12 Years Later, China Is Still Suffering From Its Five Trillion Yuan Economic Stimulus Plan

12 Years Later, China Is Still Suffering From Its Five Trillion Yuan Economic Stimulus Plan
Customers and real estate agents looking at several building models at a real estate exhibition in Jiashan County, in eastern China's Zhejiang Province on Oct. 19, 2012. AFP/Getty Images
He Qinglian
Updated:
Commentary
The U.S. government is now pushing for a new infrastructure plan that starkly resembles Beijing’s 5 trillion yuan rescue plan back in 2009. A significant factor is that mass printing of hard currency plays a key role in both plans. U.S. lawmakers can learn from China’s experience by gaining a deeper understanding of Beijing’s 2009 stimulus plan.

Looking back, Beijing’s 5 trillion yuan (which is about $781 billion today) rescue plan succeeded in preserving employment, but overall it was a failure due to the distortion of the entire Chinese economic structure. The Chinese regime shifted toward a dependency on real estate and restricted the consumption of Chinese citizens. A more disastrous result of the 2009 plan was that it created a massive railroad, highway, and infrastructure excess capacity, which diverted most assets toward real estate, especially in terms of residential housing. As a result of this severe surplus, China needed to find a solution for the excess production capacity and thus created the Belt and Road Initiative (BRI, also known as “One Belt, One Road”). This initiative had limited effects on the economy and caused global backlash, as many BRI projects quietly metamorphosed into “foreign aid” programs.

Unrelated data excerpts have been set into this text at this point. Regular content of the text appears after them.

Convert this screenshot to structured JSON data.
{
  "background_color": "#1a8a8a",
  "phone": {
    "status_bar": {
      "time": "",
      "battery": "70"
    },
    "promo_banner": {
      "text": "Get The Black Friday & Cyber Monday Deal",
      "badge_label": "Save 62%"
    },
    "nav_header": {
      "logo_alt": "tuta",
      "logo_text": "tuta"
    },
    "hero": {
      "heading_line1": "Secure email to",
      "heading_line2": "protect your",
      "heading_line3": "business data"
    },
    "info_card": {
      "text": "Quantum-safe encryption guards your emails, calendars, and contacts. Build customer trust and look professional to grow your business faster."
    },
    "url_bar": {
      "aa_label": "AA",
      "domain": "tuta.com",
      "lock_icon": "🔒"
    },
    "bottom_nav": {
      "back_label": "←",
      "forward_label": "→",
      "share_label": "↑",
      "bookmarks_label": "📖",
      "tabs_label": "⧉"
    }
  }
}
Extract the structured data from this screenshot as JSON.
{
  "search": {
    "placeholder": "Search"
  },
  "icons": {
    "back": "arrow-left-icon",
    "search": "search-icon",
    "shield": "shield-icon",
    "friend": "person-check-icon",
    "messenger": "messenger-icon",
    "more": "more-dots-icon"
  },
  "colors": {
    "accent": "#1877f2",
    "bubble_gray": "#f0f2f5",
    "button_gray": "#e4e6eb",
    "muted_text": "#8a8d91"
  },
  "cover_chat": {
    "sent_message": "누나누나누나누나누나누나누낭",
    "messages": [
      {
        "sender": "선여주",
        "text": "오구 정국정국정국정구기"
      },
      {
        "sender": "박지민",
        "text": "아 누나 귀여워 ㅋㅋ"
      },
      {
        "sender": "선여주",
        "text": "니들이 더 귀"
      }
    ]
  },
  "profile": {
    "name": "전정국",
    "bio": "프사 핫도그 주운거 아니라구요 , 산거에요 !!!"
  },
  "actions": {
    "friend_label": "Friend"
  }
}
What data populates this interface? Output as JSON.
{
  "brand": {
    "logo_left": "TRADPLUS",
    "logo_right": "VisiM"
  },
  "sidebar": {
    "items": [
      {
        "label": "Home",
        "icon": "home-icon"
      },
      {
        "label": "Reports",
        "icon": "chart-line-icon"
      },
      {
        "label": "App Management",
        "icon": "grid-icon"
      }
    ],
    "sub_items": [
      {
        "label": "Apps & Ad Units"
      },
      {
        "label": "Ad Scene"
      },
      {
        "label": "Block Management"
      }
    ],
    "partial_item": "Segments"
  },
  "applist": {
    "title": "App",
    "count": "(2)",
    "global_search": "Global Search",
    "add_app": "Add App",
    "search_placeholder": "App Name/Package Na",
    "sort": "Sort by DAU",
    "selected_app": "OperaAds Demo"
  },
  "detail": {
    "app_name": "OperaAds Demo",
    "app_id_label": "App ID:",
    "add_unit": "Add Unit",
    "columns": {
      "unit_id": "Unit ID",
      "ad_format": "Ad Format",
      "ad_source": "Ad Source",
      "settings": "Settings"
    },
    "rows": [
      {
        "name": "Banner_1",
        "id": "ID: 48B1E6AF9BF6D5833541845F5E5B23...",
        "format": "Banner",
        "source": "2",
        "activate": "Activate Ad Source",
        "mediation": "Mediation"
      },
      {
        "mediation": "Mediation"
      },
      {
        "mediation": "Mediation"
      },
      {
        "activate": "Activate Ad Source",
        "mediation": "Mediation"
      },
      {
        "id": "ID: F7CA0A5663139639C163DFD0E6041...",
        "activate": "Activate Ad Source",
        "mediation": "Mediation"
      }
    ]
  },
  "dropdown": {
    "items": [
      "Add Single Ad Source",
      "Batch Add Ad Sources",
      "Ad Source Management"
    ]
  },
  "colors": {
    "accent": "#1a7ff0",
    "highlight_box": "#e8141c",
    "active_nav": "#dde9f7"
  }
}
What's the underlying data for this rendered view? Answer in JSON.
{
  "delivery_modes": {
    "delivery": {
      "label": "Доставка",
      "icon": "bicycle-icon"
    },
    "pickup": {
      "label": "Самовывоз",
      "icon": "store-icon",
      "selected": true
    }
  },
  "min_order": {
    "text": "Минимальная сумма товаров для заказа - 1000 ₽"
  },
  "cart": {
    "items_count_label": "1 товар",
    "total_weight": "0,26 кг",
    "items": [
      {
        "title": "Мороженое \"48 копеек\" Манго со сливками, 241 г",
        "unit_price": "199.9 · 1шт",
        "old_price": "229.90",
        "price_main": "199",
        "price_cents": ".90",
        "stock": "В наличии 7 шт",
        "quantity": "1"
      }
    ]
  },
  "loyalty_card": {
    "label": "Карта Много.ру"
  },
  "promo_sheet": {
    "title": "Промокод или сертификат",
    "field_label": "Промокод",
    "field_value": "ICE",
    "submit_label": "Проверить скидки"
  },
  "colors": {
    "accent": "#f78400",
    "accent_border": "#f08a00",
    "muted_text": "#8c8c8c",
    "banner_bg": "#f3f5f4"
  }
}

It’s important to examine the 5 trillion yuan rescue plan and analyze its successes and failures, gains and losses.

Mass Producing Money

Since 2009, the Chinese economy has relied on printing money in order to stimulate growth. After the cash was distributed, most of it went to real estate, while the rest was simply added to the chain of debt.
Villas of real estate property "Viva Villa" developed by Ping An Real Estate are seen under construction in Xishuangbanna Dai Autonomous Prefecture, Yunnan Province, China, on June 20, 2019. (Lusha Zhang/Reuters)
Villas of real estate property "Viva Villa" developed by Ping An Real Estate are seen under construction in Xishuangbanna Dai Autonomous Prefecture, Yunnan Province, China, on June 20, 2019. Lusha Zhang/Reuters

In 2010, Wu Xiaoling, the former deputy director of the Finance and Economics Committee of the National People’s Congress, said that “in the past 30 years, China has been super-producing money in order to stimulate rapid economic growth.” According to a 2013 article published on Chinese news portal Tencent Finance, China has surpassed Japan, the United States, and European Union countries as the largest “money printing machine” in the world since 2009. In 2012, of the equivalent of 26 trillion yuan (which is about $4.1 trillion today) added to the global currency circulation from all countries, China was responsible for printing almost half of that amount. After balancing the differences in per capita income, estimates have placed China’s monetization as one of the highest in the world.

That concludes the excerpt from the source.